We are all living and working for longer, but getting hold of a mortgage in your 60s and above can be extremely tough. However, as the list above demonstrates, lenders are increasingly taking a more considered approach when lending to older people. There are many reasons why older borrowers might want to take out a mortgage: To purchase a retirement property which better suits your needs as you get older. To release cash from your property to top up your pension income. To gift money to a loved one to help them purchase a property. Another big motivation for some older borrowers is to remortgage away from their existing interest-only mortgage.
Can I get a 'retirement mortgage'?
Lenders consider two different ages when you apply for a mortgage. The first is your age at the time of application. The other is the age you will be at the end of the mortgage, when the debt will be fully repaid. In the past, lenders have been uncomfortable about lending to borrowers into their retirement years. This was in part due to the tougher affordability tests lenders have to carry out on borrowers following the credit crunch, which force them to look closely at income and expenditure. While this situation is improving, as lenders begin to adapt to the fact we are all living and working longer, it’s true to say that many lenders have an upper age cap which they will not consider lending beyond.
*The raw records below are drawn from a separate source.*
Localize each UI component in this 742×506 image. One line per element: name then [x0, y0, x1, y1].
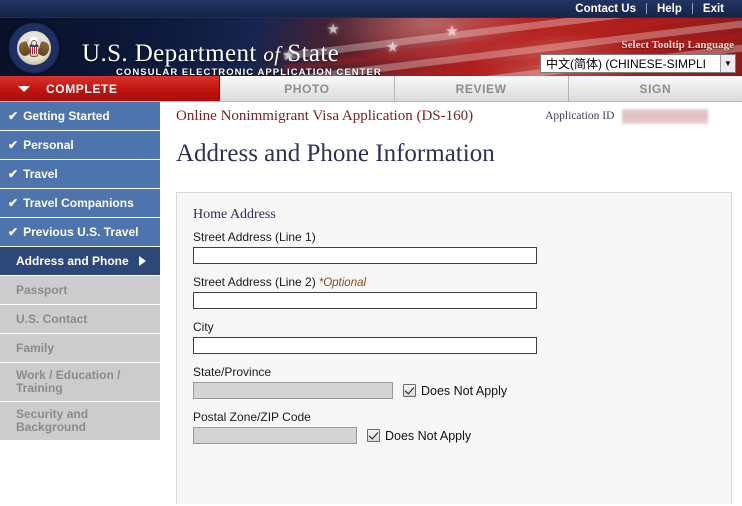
sidebar-item-us-contact[interactable]: U.S. Contact: [0, 305, 160, 333]
field-label: City: [193, 320, 214, 334]
caret-down-icon: [18, 85, 30, 92]
state-province-input[interactable]: [193, 382, 393, 399]
tab-complete[interactable]: COMPLETE: [0, 76, 221, 101]
city-input[interactable]: [193, 337, 537, 354]
sidebar-item-label: Address and Phone: [16, 254, 129, 268]
field-street-address-line-1: Street Address (Line 1): [193, 230, 713, 264]
page-body: Online Nonimmigrant Visa Application (DS…: [0, 102, 742, 504]
does-not-apply-label: Does Not Apply: [385, 428, 472, 443]
street-address-line-1-input[interactable]: [193, 247, 537, 264]
sidebar-item-address-and-phone[interactable]: Address and Phone: [0, 247, 160, 275]
title-state: State: [287, 40, 340, 67]
great-seal-icon: [8, 22, 60, 74]
sidebar-item-label: Security and Background: [16, 407, 89, 434]
street-address-line-2-input[interactable]: [193, 292, 537, 309]
field-label: Postal Zone/ZIP Code: [193, 410, 311, 424]
tab-photo-label: PHOTO: [284, 81, 330, 96]
tab-complete-label: COMPLETE: [46, 81, 118, 96]
site-banner: ★ ★ ★ ★ U.S. Department of State CONSULA…: [0, 18, 742, 76]
application-id-value-redacted: [622, 108, 709, 124]
sidebar-item-label: Work / Education / Training: [16, 368, 121, 395]
optional-note: *Optional: [318, 277, 367, 289]
field-postal-zone-zip-code: Postal Zone/ZIP Code Does Not Apply: [193, 410, 713, 444]
does-not-apply-label: Does Not Apply: [421, 383, 508, 398]
sidebar-item-label: Getting Started: [23, 109, 110, 123]
sidebar-item-label: Previous U.S. Travel: [23, 225, 139, 239]
sidebar-item-label: Passport: [16, 283, 68, 297]
chevron-right-icon: [139, 256, 146, 266]
tooltip-language-label: Select Tooltip Language: [621, 39, 734, 51]
sidebar-item-previous-us-travel[interactable]: ✔ Previous U.S. Travel: [0, 218, 160, 246]
title-of: of: [263, 42, 281, 66]
section-navigation-sidebar: ✔ Getting Started ✔ Personal ✔ Travel ✔ …: [0, 102, 160, 441]
tab-review-label: REVIEW: [455, 81, 507, 96]
exit-link[interactable]: Exit: [693, 0, 734, 18]
chevron-down-icon[interactable]: ▼: [720, 55, 735, 72]
tab-review[interactable]: REVIEW: [394, 76, 569, 101]
help-link[interactable]: Help: [647, 0, 692, 18]
application-info-bar: Online Nonimmigrant Visa Application (DS…: [160, 102, 742, 130]
checkbox-icon[interactable]: [403, 384, 416, 397]
sidebar-item-travel[interactable]: ✔ Travel: [0, 160, 160, 188]
field-label: State/Province: [193, 365, 272, 379]
postal-code-does-not-apply[interactable]: Does Not Apply: [367, 429, 471, 443]
sidebar-item-label: U.S. Contact: [16, 312, 88, 326]
postal-zone-zip-code-input[interactable]: [193, 427, 357, 444]
field-label: Street Address (Line 1): [193, 230, 316, 244]
tab-photo[interactable]: PHOTO: [220, 76, 395, 101]
field-label: Street Address (Line 2) *Optional: [193, 275, 713, 289]
application-window: Contact Us Help Exit ★ ★ ★ ★ U.S. Depart…: [0, 0, 742, 506]
progress-step-tabs: COMPLETE PHOTO REVIEW SIGN: [0, 76, 742, 102]
field-street-address-line-2: Street Address (Line 2) *Optional: [193, 275, 713, 309]
field-city: City: [193, 320, 713, 354]
banner-subtitle: CONSULAR ELECTRONIC APPLICATION CENTER: [116, 67, 382, 76]
sidebar-item-label: Travel Companions: [23, 196, 134, 210]
title-department: Department: [134, 40, 257, 67]
state-province-row: Does Not Apply: [193, 382, 713, 399]
sidebar-item-security-and-background[interactable]: Security and Background: [0, 402, 160, 440]
department-title: U.S. Department of State: [82, 40, 339, 68]
field-label-text: Street Address (Line 2): [193, 275, 316, 289]
utility-nav-bar: Contact Us Help Exit: [0, 0, 742, 18]
sidebar-item-personal[interactable]: ✔ Personal: [0, 131, 160, 159]
state-province-does-not-apply[interactable]: Does Not Apply: [403, 384, 507, 398]
sidebar-item-label: Family: [16, 341, 55, 355]
tooltip-language-selected-value: 中文(简体) (CHINESE-SIMPLI: [546, 57, 707, 71]
home-address-group-heading: Home Address: [193, 207, 276, 222]
check-icon: ✔: [8, 167, 19, 181]
tab-sign-label: SIGN: [639, 81, 672, 96]
sidebar-item-work-education-training[interactable]: Work / Education / Training: [0, 363, 160, 401]
sidebar-item-label: Personal: [23, 138, 74, 152]
sidebar-item-label: Travel: [23, 167, 58, 181]
check-icon: ✔: [8, 225, 19, 239]
check-icon: ✔: [8, 109, 19, 123]
contact-us-link[interactable]: Contact Us: [565, 0, 646, 18]
sidebar-item-travel-companions[interactable]: ✔ Travel Companions: [0, 189, 160, 217]
tooltip-language-select[interactable]: 中文(简体) (CHINESE-SIMPLI ▼: [540, 54, 736, 73]
checkbox-icon[interactable]: [367, 429, 380, 442]
field-state-province: State/Province Does Not Apply: [193, 365, 713, 399]
sidebar-item-family[interactable]: Family: [0, 334, 160, 362]
page-title: Address and Phone Information: [176, 140, 495, 167]
postal-code-row: Does Not Apply: [193, 427, 713, 444]
application-title: Online Nonimmigrant Visa Application (DS…: [176, 107, 474, 124]
check-icon: ✔: [8, 138, 19, 152]
application-id-label: Application ID: [545, 110, 615, 122]
check-icon: ✔: [8, 196, 19, 210]
sidebar-item-passport[interactable]: Passport: [0, 276, 160, 304]
sidebar-item-getting-started[interactable]: ✔ Getting Started: [0, 102, 160, 130]
tab-sign[interactable]: SIGN: [568, 76, 742, 101]
title-us: U.S.: [82, 40, 129, 67]
address-form-panel: Home Address Street Address (Line 1) Str…: [176, 192, 732, 504]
How can older mortgage borrowers prove their income?
In order to check that you can afford a mortgage in retirement, lenders will carry out a variety of different checks. These vary between lenders.
If retirement is more than 10 years away, your current income is used to calculate affordability, but it requires evidence of your pension planning beyond the state pension, such as a pension statement.
Retirement interest-only mortgage vs equity release Retirement interest-only mortgages
RIO mortgages share some similarities to equity release, in that they both allow you to tap into your property's value you to access cash. With equity release, you borrow a portion of the property’s value, but are not required to make monthly repayments (although some deals now allow you to do this). Instead, the debt is repaid once you die or move into long-term care and the property is sold. These products are typically called 'lifetime mortgages'. Because you don’t make repayments, the debt grows over time and can erode the value of your property. This is not the case with a retirement interest-only mortgage.
With equity release, there will be less equity in your property to pass onto your family after you've died than with a RIO mortgage.